Money Creation for Distributed Ledgers: Stablecoins, Tokenized Deposits, or Central Bank Digital Currencies?
Dr Jonathan Chiu
Senior Research Advisor
Bank of Canada
Should a central bank digital currency (CBDC) or tokenized deposits be issued to facilitate decentralized
finance (DeFi) within the crypto space? Would their introduction be a curse or a blessing
for stablecoins and illicit transactions? This paper presents a general equilibrium monetary model
where money creation is susceptible to moral hazard problems. The impacts of issuing a CBDC
or tokenized deposits hinge upon their utilization as a means of payment or as collateral assets in
DeFi. In instances where surveillance is low and the interest rate remains moderate, these tokenized
currencies tend to be used as a means of payment within DeFi, thereby crowding out stablecoins.

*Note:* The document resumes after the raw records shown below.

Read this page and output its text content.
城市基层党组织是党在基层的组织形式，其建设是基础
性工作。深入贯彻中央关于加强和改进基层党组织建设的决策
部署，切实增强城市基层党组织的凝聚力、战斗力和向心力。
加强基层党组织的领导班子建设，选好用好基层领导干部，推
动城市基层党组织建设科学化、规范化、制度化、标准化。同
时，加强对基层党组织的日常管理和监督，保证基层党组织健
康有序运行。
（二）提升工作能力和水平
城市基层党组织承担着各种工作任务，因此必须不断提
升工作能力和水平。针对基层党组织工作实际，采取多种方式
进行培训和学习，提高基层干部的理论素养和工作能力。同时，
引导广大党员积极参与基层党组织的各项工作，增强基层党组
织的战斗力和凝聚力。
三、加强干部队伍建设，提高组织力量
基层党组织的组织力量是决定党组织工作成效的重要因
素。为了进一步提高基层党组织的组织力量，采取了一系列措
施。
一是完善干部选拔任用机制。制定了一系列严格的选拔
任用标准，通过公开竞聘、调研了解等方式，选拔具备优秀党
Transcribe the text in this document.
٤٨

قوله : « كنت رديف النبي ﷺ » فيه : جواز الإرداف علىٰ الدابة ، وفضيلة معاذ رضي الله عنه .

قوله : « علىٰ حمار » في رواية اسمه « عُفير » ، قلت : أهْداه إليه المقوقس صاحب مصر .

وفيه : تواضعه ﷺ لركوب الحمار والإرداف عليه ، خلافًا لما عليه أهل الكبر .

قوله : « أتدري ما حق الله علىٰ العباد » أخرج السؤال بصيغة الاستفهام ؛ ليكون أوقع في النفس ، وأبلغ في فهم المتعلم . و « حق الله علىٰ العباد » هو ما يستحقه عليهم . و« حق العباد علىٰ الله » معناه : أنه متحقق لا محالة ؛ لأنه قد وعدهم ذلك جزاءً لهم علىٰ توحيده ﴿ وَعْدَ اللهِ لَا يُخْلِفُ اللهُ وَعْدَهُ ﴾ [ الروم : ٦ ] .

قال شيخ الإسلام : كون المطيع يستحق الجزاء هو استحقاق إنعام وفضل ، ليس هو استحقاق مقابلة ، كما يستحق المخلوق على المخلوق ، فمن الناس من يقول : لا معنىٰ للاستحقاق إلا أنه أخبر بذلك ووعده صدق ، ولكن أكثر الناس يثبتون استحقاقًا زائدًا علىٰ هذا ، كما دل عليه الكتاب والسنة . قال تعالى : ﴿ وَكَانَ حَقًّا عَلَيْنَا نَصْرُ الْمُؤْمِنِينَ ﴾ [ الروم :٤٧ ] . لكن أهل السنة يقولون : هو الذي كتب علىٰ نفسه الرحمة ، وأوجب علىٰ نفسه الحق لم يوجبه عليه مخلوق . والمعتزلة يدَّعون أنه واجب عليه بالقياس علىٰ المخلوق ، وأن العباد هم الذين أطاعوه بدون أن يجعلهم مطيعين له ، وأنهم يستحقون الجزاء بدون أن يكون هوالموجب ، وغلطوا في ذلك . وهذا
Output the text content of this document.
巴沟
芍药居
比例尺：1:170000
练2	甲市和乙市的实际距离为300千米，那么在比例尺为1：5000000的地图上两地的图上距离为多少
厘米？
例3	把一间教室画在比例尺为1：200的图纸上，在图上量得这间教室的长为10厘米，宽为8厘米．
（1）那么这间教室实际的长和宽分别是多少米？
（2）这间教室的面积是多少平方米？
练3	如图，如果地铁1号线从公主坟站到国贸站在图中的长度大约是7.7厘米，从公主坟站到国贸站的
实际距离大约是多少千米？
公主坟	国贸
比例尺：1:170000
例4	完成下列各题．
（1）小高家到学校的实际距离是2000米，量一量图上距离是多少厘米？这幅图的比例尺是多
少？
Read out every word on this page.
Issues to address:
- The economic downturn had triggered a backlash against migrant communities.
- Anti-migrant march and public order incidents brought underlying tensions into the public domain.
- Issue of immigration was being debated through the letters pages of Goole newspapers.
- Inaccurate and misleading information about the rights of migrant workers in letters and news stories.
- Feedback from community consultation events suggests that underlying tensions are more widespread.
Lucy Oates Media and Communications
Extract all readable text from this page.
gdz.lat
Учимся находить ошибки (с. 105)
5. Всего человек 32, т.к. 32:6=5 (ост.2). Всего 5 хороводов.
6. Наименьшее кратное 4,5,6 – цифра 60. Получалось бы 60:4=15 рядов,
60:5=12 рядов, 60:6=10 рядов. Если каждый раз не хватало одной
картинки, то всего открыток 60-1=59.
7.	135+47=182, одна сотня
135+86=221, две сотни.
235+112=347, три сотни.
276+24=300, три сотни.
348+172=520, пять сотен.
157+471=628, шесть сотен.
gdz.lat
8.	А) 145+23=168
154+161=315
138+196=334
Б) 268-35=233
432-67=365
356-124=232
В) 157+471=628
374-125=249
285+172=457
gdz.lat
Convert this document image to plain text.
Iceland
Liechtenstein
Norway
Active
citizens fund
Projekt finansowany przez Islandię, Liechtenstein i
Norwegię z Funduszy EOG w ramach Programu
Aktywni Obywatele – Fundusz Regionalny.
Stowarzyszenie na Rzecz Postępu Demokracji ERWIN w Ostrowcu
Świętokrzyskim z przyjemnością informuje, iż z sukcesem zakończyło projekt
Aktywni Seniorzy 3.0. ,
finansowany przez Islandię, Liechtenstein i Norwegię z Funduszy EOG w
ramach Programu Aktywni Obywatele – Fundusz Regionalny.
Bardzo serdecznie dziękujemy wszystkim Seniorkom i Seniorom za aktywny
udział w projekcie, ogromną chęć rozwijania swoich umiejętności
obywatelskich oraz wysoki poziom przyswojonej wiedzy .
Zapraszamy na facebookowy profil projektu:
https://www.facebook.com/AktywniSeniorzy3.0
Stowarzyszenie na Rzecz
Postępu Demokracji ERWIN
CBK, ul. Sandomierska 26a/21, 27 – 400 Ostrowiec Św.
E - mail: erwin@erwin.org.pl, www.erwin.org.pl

Conversely, when the associated interest rate and surveillance level are high, tokenized currencies
tend to serve as collateral within DeFi, leading to the crowding-in of stablecoins. In terms of social
welfare, CBDCs generally outperform tokenized deposits. In some cases, it becomes necessary to
prohibit the creation of tokenized deposits in order to implement the optimal CBDC design. Furthermore,
it is deemed optimal to apply the lowest level of surveillance to a CBDC to prevent its
utilization as collateral by stablecoin issuers, thus preserving the scarcity of collateral assets.